To plead ignorance against the evil within, is not fulfilling the archetype of the hero, rather it is a key element of the fool, the jester. The jester ignores the realities of life and avoids them like the plague. He avoids what is within and what is without. He lives in a fantasy world as if all is okay, but that inability to acknowledge the cruel, harsh truth that the world is already broken and destroyed makes the opportunity for the world to be redeemed impossible. The jester makes the world a living hell because he is in denial of the monster within and allows that monster to wreak havoc on the world under the guise that he is saving the world by manipulating others to believe they live in a fantasy world where evil is something we deserve to be rid of, but he does not take any action to get rid of it himself. The privilege that the jester seeks is not one that is deserved, but one that is earned through battle and hardwork.

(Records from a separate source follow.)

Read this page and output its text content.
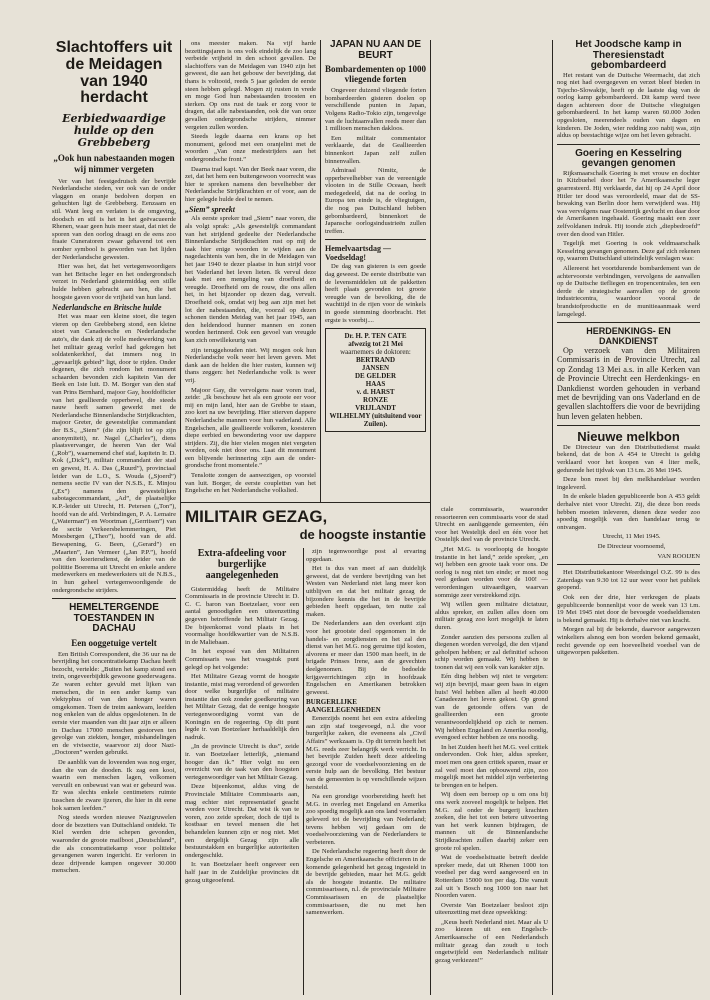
Slachtoffers uit de Meidagen van 1940 herdacht

Eerbiedwaardige hulde op den Grebbeberg

„Ook hun nabestaanden mogen wij nimmer vergeten

Ver van het feestgedruisch der bevrijde Nederlandsche steden, ver ook van de onder vlaggen en oranje bedolven dorpen en gehuchten ligt de Grebbeberg. Eenzaam en stil. Want leeg en verlaten is de omgeving, doodsch en stil is het in het geëvacueerde Rhenen, waar geen huis meer staat, dat niet de sporen van den oorlog draagt en de eens zoo fraaie Cuneratoren zwaar gehavend tot een somber symbool is geworden van het lijden der Nederlandsche gewesten.

Hier was het, dat het vertegenwoordigers van het Britsche leger en het ondergrondsch verzet in Nederland gistermiddag een stille hulde hebben gebracht aan hen, die het hoogste gaven voor de vrijheid van hun land.

Nederlandsche en Britsche hulde

Het was maar een kleine stoet, die tegen vieren op den Grebbeberg stond, een kleine stoet van Canadeesche en Nederlandsche auto's, die dank zij de volle medewerking van het militair gezag verlof had gekregen het soldatenkerkhof, dat immers nog in „gevaarlijk gebied” ligt, door te rijden. Onder degenen, die zich rondom het monument schaarden bevonden zich kapitein Van der Beek en 1ste luit. D. M. Borger van den staf van Prins Bernhard, majoor Gay, hoofdofficier van het geallieerde opperbevel, die steeds nauw heeft samen gewerkt met de Nederlandsche Binnenlandsche Strijdkrachten, majoor Greter, de gewestelijke commandant der B.S., „Siem” (die zijn blijft tot op zijn anonymiteit), nr. Nagel („Charles”), diens plaatsvervanger, de heeren Van der Wal („Rob”), waarnemend chef staf, kapitein Ir. D. Kok („Dick”), militair commandant der stad en gewest, H. A. Das („Ruurd”), provinciaal leider van de L.O., S. Wouda („Sjoerd”) nemens sectie IV van der N.S.B., E. Minjou („Ex”) namens den gewestelijken sabotagecommandant, „Ad”, de plaatselijke K.P.-leider uit Utrecht, H. Petersen („Ton”), hoofd van de afd. Verbindingen, P. A. Lemaire („Waterman”) en Woortman („Gerritsen”) van de sectie Verkeersbelemmeringen, Piet Moesbergen („Theo”), hoofd van de afd. Bewapening, G. Been, („Gerard”) en „Maarten”, Jan Vermeer („Jan P.P.”), hoofd van den koeriersdienst, de leider van de polititie Boerema uit Utrecht en enkele andere medewerkers en medewerksters uit de N.B.S., in hun geheel vertegenwoordigende de ondergrondsche strijders.

HEMELTERGENDE TOESTANDEN IN DACHAU

Een ooggetuige vertelt

Een British Correspondent, die 36 uur na de bevrijding het concentratiekamp Dachau heeft bezocht, vertelde: „Buiten het kamp stond een trein, ongeveerbijdtik gewoone goederwagens. Ze waren echter gevuld met lijken van menschen, die in een ander kamp van vlektyphus of van den honger waren omgekomen. Toen de treim aankwam, leefden nog enkelen van de aldus opgeslotenen. In de eerste vier maanden van dit jaar zijn er alleen in Dachau 17000 menschen gestorven ten gevolge van ziekten, honger, mishandelingen en de vivisectie, waarvoor zij door Nazi-„Doctoren” werden gebruikt.

De aanblik van de loveenden was nog erger, dan die van de dooden. Ik zag een kooi, waarin een menschen lagen, volkomen vervuilt en onbewust van wat er gebeurd was. Er was slechts enkele centimeters ruimte tusschen de zware ijzeren, die hier in dit eene hok samen leefden.”

Nog steeds worden nieuwe Nazigruwelen door de bezetters van Duitschland ontdekt. Te Kiel werden drie schepen gevonden, waaronder de groote mailboot „Deutschland”, die als concentratiekamp voor politieke gevangenen waren ingericht. Er verloren in deze drijvende kampen ongeveer 30.000 menschen.

ons meester maken. Na vijf harde bezettingsjaren is ons volk eindelijk de zoo lang verbeide vrijheid in den schoot gevallen. De slachtoffers van de Meidagen van 1940 zijn het geweest, die aan het gebouw der bevrijding, dat thans is voltooid, reeds 5 jaar geleden de eerste steen hebben gelegd. Mogen zij rusten in vrede en moge God hun nabestaanden troosten en sterken. Op ons rust de taak er zorg voor te dragen, dat alle nabestaanden, ook die van onze gevallen ondergrondsche strijders, nimmer vergeten zullen worden.

Steeds legde daarna een krans op het monument, gelood met een oranjelint met de woorden „Van onze medestrijders aan het ondergrondsche front.”

Daarna trad kapt. Van der Beek naar voren, die zei, dat het hem een buitengewoon voorrecht was hier te spreken namens den bevelhebber der Nederlandsche Strijdkrachten er of voor, aan de hier gelegde hulde deel te nemen.

„Siem” spreekt

Als eerste spreker trad „Siem” naar voren, die als volgt sprak: „Als gewestelijk commandant van het strijdend gedeelte der Nederlandsche Binnenlandsche Strijdkrachten rust op mij de taak hier enige woorden te wijden aan de nagedachtenis van hen, die in de Meidagen van het jaar 1940 te dezer plaatse in hun strijd voor het Vaderland het leven lieten. Ik vervul deze taak met een mengeling van droefheid en vreugde. Droefheid om de rouw, die ons allen het, in het bijzonder op dezen dag, vervult. Droefheid ook, omdat wij beg aan zijn met het lot der nabestaanden, die, voorzal op dezen schonen tienden Meidag van het jaar 1945, aan den heldendood hunner mannen en zonen worden herinnerd. Ook een gevoel van vreugde kan zich onwillekeurig van

zijn teruggehouden niet. Wij mogen ook hun Nederlandsche volk weer het leven geven. Met dank aan de helden die hier rusten, kunnen wij thans zeggen: het Nederlandsche volk is weer vrij.

Majoor Gay, die vervolgens naar voren trad, zeide: „Ik beschouw het als een groote eer voor mij en mijn land, hier aan de Grebbe te staan, zoo kort na uw bevrijding. Hier stierven dappere Nederlandsche mannen voor hun vaderland. Alle Engelschen, alle geallieerde volkeren, koesteren diepe eerbied en bewondering voor uw dappere strijders. Zij, die hier vielen mogen niet vergeten worden, ook niet door ons. Laat dit monument een blijvende herinnering zijn aan de ondergrondsche front momentele.”

Tenslotte zongen de aanwezigen, op voorstel van luit. Borger, de eerste couplettsn van het Engelsche en het Nederlandsche volkslied.

JAPAN NU AAN DE BEURT

Bombardementen op 1000 vliegende forten

Ongeveer duizend vliegende forten bombardeerden gisteren doelen op verschillende punten in Japan, Volgens Radio-Tokio zijn, tengevolge van de luchtaanvallen reeds meer dan 1 millioen menschen dakloos.

Een militair commentator verklaarde, dat de Geallieerden binnenkort Japan zelf zullen binnenvallen.

Admiraal Nimitz, de opperbevelhebber van de vereenigde vlooten in de Stille Oceaan, heeft medegedeeld, dat na de oorlog in Europa ten einde is, de vliegtuigen, die nog pas Duitschland hebben gebombardeerd, binnenkort de Japansche oorlogsindustrieën zullen treffen.

Hemelvaartsdag — Voedseldag!

De dag van gisteren is een goede dag geweest. De eerste distributie van de levensmiddelen uit de pakketten heeft plaats gevonden tot groote vreugde van de bevolking, die de wachttijd in de rijen voor de winkels in goede stemming doorbracht. Het ergste is voorbij....

Dr. H. P. TEN CATE
afwezig tot 21 Mei
waarnemers de doktoren:
BERTRAND
JANSEN
DE GELDER
HAAS
v. d. HARST
RONZE
VRIJLANDT
WILHELMY (uitsluitend voor Zuilen).

Het Joodsche kamp in Theresienstadt gebombardeerd

Het restant van de Duitsche Weermacht, dat zich nog niet had overgegeven en verzet bleef bieden in Tsjecho-Slowakije, heeft op de laatste dag van de oorlog kamp gebombardeerd. Dit kamp werd twee dagen achtereen door de Duitsche vliegtuigen gebombardeerd. In het kamp waren 60.000 Joden opgesloten, meerendeels ouden van dagen en kinderen. De Joden, wier redding zoo nabij was, zijn aldus op beestachtige wijze om het leven gebracht.

Goering en Kesselring gevangen genomen

Rijksmaarschalk Goering is met vrouw en dochter in Kitzbuehel door het 7e Amerikaansche leger gearresteerd. Hij verklaarde, dat hij op 24 April door Hitler ter dood was veroordeeld, maar dat de SS-bewaking van Berlin door hem verwijderd was. Hij was vervolgens naar Oostenrijk gevlucht en daar door de Amerikanen ingehaald. Goering maakt een zeer zelfvoldanen indruk. Hij toonde zich „diepbedroefd” over den dood van Hitler.

Tegelijk met Goering is ook veldmaarschalk Kesselring gevangen genomen. Deze gaf zich rekenen op, waarom Duitschland uiteindelijk verslagen was:

Allereerst het voortdurende bombardement van de achtervoorste verbindingen, vervolgens de aanvallen op de Duitsche tiefliegen en tropencentrales, ten een derde de strategische aanvallen op de groote industriecentra, waardoor vooral de brandstofproductie en de munitieaanmaak werd lamgelegd.

HERDENKINGS- EN DANKDIENST

Op verzoek van den Militairen Commissaris in de Provincie Utrecht, zal op Zondag 13 Mei a.s. in alle Kerken van de Provincie Utrecht een Herdenkings- en Dankdienst worden gehouden in verband met de bevrijding van ons Vaderland en de gevallen slachtoffers die voor de bevrijding hun leven gelaten hebben.

Nieuwe melkbon

De Directeur van den Distributiedienst maakt bekend, dat de bon A 454 te Utrecht is geldig verklaard voor het koopen van 4 liter melk, gedurende het tijdvak van 13 t.m. 26 Mei 1945.

Deze bon moet bij den melkhandelaar worden ingeleverd.

In de enkele bladen gepubliceerde bon A 453 geldt derhalve niet voor Utrecht. Zij, die deze bon reeds hebben moeten inleveren, dienen deze weder zoo spoedig mogelijk van den handelaar terug te ontvangen.

Utrecht, 11 Mei 1945.

De Directeur voornoemd,

VAN ROOIJEN

Het Distributiekantoor Weerdsingel O.Z. 99 is des Zaterdags van 9.30 tot 12 uur weer voor het publiek geopend.

Ook een der drie, hier verkregen de plaats gepubliceerde bonnenlijst voor de week van 13 t.m. 19 Mei 1945 niet door de bevoegde voedseldiensten is bekend gemaakt. Hij is derhalve niet van kracht.

Morgen zal bij de bekende, daarvoor aangewezen winkeliers alsnog een bon worden bekend gemaakt, recht gevende op een hoeveelheid voedsel van de uitgeworpen pakketten.

MILITAIR GEZAG,
de hoogste instantie

Extra-afdeeling voor burgerlijke aangelegenheden

Gistermiddag heeft de Militaire Commissaris in de provincie Utrecht ir. D. C. C. baron van Boetzelaer, voor een aantal genoodigden een uiteenzetting gegeven betreffende het Militair Gezag. De bijeenkomst vond plaats in het voormalige hoofdkwartier van de N.S.B. in de Maliebaan.

In het exposé van den Militairen Commissaris was het vraagstuk punt gelegd op het volgende:

Het Militaire Gezag vormt de hoogste instantie, mist mag verordend of geworden door welke burgerlijke of militaire instantie dan ook zonder goedkeuring van het Militair Gezag, dat de eenige hoogste vertegenwoordiging vormt van de Koningin en de regeering. Op dit punt legde ir. van Boetzelaer herhaaldelijk den nadruk.

„In de provincie Utrecht is dus”, zeide ir. van Boetzelaer letterlijk, „niemand hooger dan ik.” Hier volgt nu een overzicht van de taak van den hoogsten vertegenwoordiger van het Militair Gezag.

Deze bijeenkomst, aldus ving de Provinciale Militaire Commissaris aan, mag echter niet representatief geacht worden voor Utrecht. Dat wist ik van te voren, zoo zeide spreker, doch de tijd is kostbaar en teveel mensen die het behandelen kunnen zijn er nog niet. Met een dergelijk Gezag zijn alle bestuurstakken en burgerlijke autoriteiten ondergeschikt.

Ir. van Boetzelaer heeft ongeveer een half jaar in de Zuidelijke provincies dit gezag uitgeoefend.

zijn tegenwoordige post al ervaring opgedaan.

Het is dus van meet af aan duidelijk geweest, dat de verdere bevrijding van het Westen van Nederland niet lang meer kon uitblijven en dat het militair gezag de bijzondere kennis die het in de bevrijde gebieden heeft opgedaan, ten nutte zal maken.

De Nederlanders aan den overkant zijn voor het grootste deel opgenomen in de handels- en zorgdiensten en het zal den dienst van het M.G. nog geruime tijd kosten, alvorens er meer dan 1500 man heeft, in de brigade Prinses Irene, aan de gevechten deelgenomen. Bij de bedoelde krijgsverrichtingen zijn in hoofdzaak Engelschen en Amerikanen betrokken geweest.

BURGERLIJKE AANGELEGENHEDEN

Eenerzijds noemt het een extra afdeeling aan zijn staf toegevoegd, n.l. die voor burgerlijke zaken, die eveneens als „Civil Affairs” werkzaam is. Op dit terrein heeft het M.G. reeds zeer belangrijk werk verricht. In het bevrijde Zuiden heeft deze afdeeling gezorgd voor de voedselvoorziening en de eerste hulp aan de bevolking. Het bestuur van de gemeenten is op verschillende wijzen hersteld.

Na een grondige voorbereiding heeft het M.G. in overleg met Engeland en Amerika zoo spoedig mogelijk aan ons land voorraden geleverd tot de bevrijding van Nederland; tevens hebben wij gedaan om de voedselvoorziening van de Nederlanders te verbeteren.

De Nederlandsche regeering heeft door de Engelsche en Amerikaansche officieren in de komende gelegenheid het gezag ingesteld in de bevrijde gebieden, maar het M.G. geldt als de hoogste instantie. De militaire commissarissen, n.l. de provinciale Militaire Commissarissen en de plaatselijke commissarissen, die nu met hen samenwerken.

ciale commissaris, waaronder ressorteeren een commissaris voor de stad Utrecht en aanliggende gemeenten, één voor het Westelijk deel en één voor het Oostelijk deel van de provincie Utrecht.

„Het M.G. is voorloopig de hoogste instantie in het land,” zeide spreker, „en wij hebben een groote taak voor ons. De oorlog is nog niet ten einde; er moet nog veel gedaan worden voor de 100! — verordeningen uitvaardigen, waarvan sommige zeer verstrekkend zijn.

Wij willen geen militaire dictatuur, aldus spreker, en zullen alles doen om militair gezag zoo kort mogelijk te laten duren.

Zonder aanzien des persoons zullen al diegenen worden vervolgd, die den vijand geholpen hebben; er zal definitief schoon schip worden gemaakt. Wij hebben te toonen dat wij een volk van karakter zijn.

Eén ding hebben wij niet te vergeten: wij zijn bevrijd, maar geen baas in eigen huis! Wel hebben allen al heeft 40.000 Canadeezen het leven gekost. Op grond van de getoonde offers van de geallieerden een groote verantwoordelijkheid op zich te nemen. Wij hebben Engeland en Amerika noodig, evengoed echter hebben ze ons noodig.

In het Zuiden heeft het M.G. veel critiek ondervonden. Ook hier, aldus spreker, moet men ons geen critiek sparen, maar er zal veel moet dan opbouwend zijn, zoo mogelijk moet het middel zijn verbetering te brengen en te helpen.

Wij doen een beroep op u om ons bij ons werk zooveel mogelijk te helpen. Het M.G. zal onder de burgerij krachten zoeken, die het tot een betere uitvoering van het werk kunnen bijdragen, de mannen uit de Binnenlandsche Strijdkrachten zullen daarbij zeker een groote rol spelen.

Wat de voedselsituatie betreft deelde spreker mede, dat uit Rhenen 1000 ton voedsel per dag werd aangevoerd en in Rotterdam 15000 ton per dag. Die vanuit zal uit 's Bosch nog 1000 ton naar het Noorden varen.

Overste Van Boetzelaer besloot zijn uiteenzetting met deze opwekking:

„Keus heeft Nederland niet. Maar als U zoo kiezen uit een Engelsch-Amerikaansche of een Nederlandsch militair gezag dan zoudt u toch ongetwijfeld een Nederlandsch militair gezag verkiezen!”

The hero, on the other hand, tackles the brokenness of the world head on. Yet, the easiest monster to access, but the toughest one to fight is always the one within hero himself. It does not matter what problems the hero faces outside if he does not have capability to fight what is within. The interesting thing that develops as this form of love that is fighting and taming the demon within oneself is polished and practiced is that a person can now encourage the people he loves to fight their own monster within. The way to accomplish this is one of the most complex parts to a relationship. One cannot just identify the monster in the other, he must equipment his loved one with the weaponry necessary to combat the monster. Furthermore, to equip a loved one, equipment cannot be forced into their hands, but, rather, the equipment has to be found independently of the helper, but purely by the loved one’s personal trek into the abyss that is the valley of the shadow of death. The only thing the person can do to help the loved one is to motivate and support the loved one to gain the necessary equipment to fight the monster within, and in that, reveal how that battle benefits everyone that loved one loves themselves.

To fully live out love, one cannot fight for himself, it must always be done for the sake of others. There is no greater sacrifice one can make than the sacrifice of his life to love and serve others. Otherwise, fighting is out of pure selfishness and will only lead to a losing battle. One will know of the existence of the monster, but he will never win, causing others to be affected by the consequences of a monster being set free into the world. Strangely enough, sometimes the monster needs to be set free in order to tame him.

In the movie, Marriage Story, this is the conflict that Adam Driver’s character, Charlie, faces throughout the whole movie. His ignorance, his selfishness, and his pride has been put on blast and he begins to see the consequences of his actions throughout the movie. We cannot deny that Scarlett Johansson’s character, Nicole, also faced similar problems, but we will purely look at Charlie.

A common point of tension is the move to Los Angeles. Throughout the movie, it appears as if Charlie is right, that his son, Henry, should be in New York. However, as details reveal themselves, it is shown that Charlie is wrong and Henry should be in Los Angeles. Noah does a great job allowing the audience to see this before Charlie sees it. Charlie becomes a character worth sympathizing with into a character that is wrong. However, by allowing us to sympathize with Charlie first, our sympathy does not disappear. It is redirected so that we hope to see that he rights his wrongs.

The turning point in the story for Charlie is when he wishes death upon Nicole. His demon is revealed to himself. In the realization of the evilness of his comment, he comes to a self-realizing idea that in his desire to seek what was best for the family, he was ultimately seeking his desire of what was purely best for himself. Nicole had her family. Henry loved his new school. Nicole found a great job back in Hollywood. Charlie previously had an opportunity to bring his successful play to Los Angeles. Everything was revealed to him and it made sense for his family to move, but his delayed realization, because he could not tame his own demon of selfishness, led to the breakup of his family. 

Luckily, his change of attitude and ability to fight his own selfishness allowed him and Nicole to redeem their relationship. Although they remained divorced, they reconciled and he made it possible to move to Los Angeles. Yet, to not fight what is within will lead to dire consequences that affects the rest of one’s life. To identify, fight, and tame the monster within, one will lead to always looking towards what is best for those he loves.